Si discute molto, attualmente, sul “gender”, inteso però non nel suo originario significato di identità strutturale profonda come fu definito (Robert J. Stoller: biografia su Wikipedia; il suo libro Sex and Gender. The Development of Masculinity and Femininity 1968, acquistabile su Amazon), bensì semplicisticamente basandosi su manifestazioni comportamentali che vengono siglate LGBT+ e vengono reclamate per un riconoscimento legale e sociale di un nuovo particolare “sesso”.

Se ne discute sul piano sociopolitico e giuridico, ma molto poco sul piano scientifico. Le discussioni sono infatti basate su quanto ogni singolo soggetto afferma su sé stesso e sulla sua richiesta di omologare ciò che afferma di sentire e di credere di essere, ad un “genere” nuovo e particolare rispetto alle due categorie genetiche maschio/femmina; le quali sono caratteristiche di ogni specie di vita fin dall’inizio della scala biologica.

C’è una confusione di base tra la natura, biologica e anatomica, e le credenze che un soggetto umano matura circa se stesso, il proprio carattere, i propri affetti, il proprio comportamento.

Esaminando se stessi, ci si può convincere di “essere” del tutto diversi, se non all’opposto, rispetto a quanto altri possano rilevare. Da oltre un secolo la psicoanalisi, e ora le neuroscienze, hanno mostrato come le capacità di coscienza, se rivolte a se stessi siano fallaci (vedi l’introduzione al mio recente volume “Coscienza, inconscio, memoria. Cinque saggi tra psicoanalisi e neuroscienze.”) Ogni persona può in buona fede affermare di aver maturato di “essere” in un certo modo, con quel che sente della propria identità. Ma perché dovremmo dar credito a quanto una persona dichiara di se stessa anche a livello sociale e giuridico?
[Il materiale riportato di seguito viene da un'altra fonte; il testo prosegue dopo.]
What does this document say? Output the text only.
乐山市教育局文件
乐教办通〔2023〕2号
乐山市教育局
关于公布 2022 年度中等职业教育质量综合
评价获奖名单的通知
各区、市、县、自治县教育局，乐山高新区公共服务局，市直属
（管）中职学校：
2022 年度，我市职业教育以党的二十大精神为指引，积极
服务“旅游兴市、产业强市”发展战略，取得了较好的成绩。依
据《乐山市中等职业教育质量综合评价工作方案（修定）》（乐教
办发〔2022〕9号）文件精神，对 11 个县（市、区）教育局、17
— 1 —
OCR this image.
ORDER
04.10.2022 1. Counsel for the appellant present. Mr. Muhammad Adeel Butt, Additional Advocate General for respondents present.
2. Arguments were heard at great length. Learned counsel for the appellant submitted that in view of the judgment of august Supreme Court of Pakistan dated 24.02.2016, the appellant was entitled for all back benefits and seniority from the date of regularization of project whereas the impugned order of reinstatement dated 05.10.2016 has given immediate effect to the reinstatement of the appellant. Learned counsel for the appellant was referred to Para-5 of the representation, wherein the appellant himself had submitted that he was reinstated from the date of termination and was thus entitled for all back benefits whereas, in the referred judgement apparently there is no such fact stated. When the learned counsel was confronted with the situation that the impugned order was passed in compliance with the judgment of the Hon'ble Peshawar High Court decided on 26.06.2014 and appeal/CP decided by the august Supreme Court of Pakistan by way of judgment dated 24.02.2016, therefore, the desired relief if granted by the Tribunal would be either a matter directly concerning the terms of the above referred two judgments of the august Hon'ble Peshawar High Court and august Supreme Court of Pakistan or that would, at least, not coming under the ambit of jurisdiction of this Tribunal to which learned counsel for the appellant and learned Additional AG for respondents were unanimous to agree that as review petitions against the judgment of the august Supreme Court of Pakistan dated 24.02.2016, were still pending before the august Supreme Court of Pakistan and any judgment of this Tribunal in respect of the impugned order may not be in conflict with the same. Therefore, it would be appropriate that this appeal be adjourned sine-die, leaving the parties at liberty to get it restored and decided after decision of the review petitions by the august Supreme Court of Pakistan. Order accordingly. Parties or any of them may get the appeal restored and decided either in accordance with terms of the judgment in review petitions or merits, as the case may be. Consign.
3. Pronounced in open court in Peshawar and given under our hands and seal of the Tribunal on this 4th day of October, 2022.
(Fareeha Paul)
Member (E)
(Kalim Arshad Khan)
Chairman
Per assurdo, daremmo credito a una persona che si dicesse convinta di essere come Napoleone o di esserne un avatar e di comportarsi (se può) come crede che si comporterebbe Napoleone? Può fare quel che vuole, ma non può obbligarci a condividere le sue convinzioni.

Nelle discussioni (seppur son tali) non si tiene in alcun conto quanto la sessualità non si limiti ai comportamenti di accoppiamento dettati dal codice genetico per ogni specie animale, ma venga a strutturarsi anche quale elaborata dal cervello di ogni singolo animale: per l’homo sapiens ciò comporta un enorme sviluppo delle relative connessioni neurali con quelle di ogni altra capacità e attività acquisite dal singolo individuo.

Sappiamo oggi che “Nessuno ha un cervello uguale a quello di un altro”. La costruzione del cervello individuale è basata sulle esperienze del singolo, in particolare su quelle infantili, preverbali e non ricordabili (vedi Perché non ricordiamo niente dei primi due/tre anni della nostra vita?)

Questo significa che in ogni individuo prende forma una propria individuale struttura della sua sessualità, ma questo non significa che il genere, se inteso nella sua specifica accezione scientifica, sia cambiato: la genetica rimane la medesima, è l’evoluzione di quella mente che si è sviluppata in modo particolare (vedi post sul “Bodybrainmind”).

Un conto è il genere, altro conto il modo in cui ogni singolo individuo sviluppa una propria forma psichica e comportamentale della sua sessualità.

Sembra invece che si sia confusa la base genica di tutti gli umani con il modo singolo del loro sviluppo neuromentale, inclusa la sessualità: la confusione sembra coinvolgere anche persone competenti in campo sociale e giuridico prendendo impropriamente a prestito il termine “gender”, che a livello scientifico da un secolo ha dato origine a un’ampia e documentata ricerca scientifica, e usandolo in un significato arbitrario. Si usa una parola di risonanza scientifica per darle tutt’altro significato.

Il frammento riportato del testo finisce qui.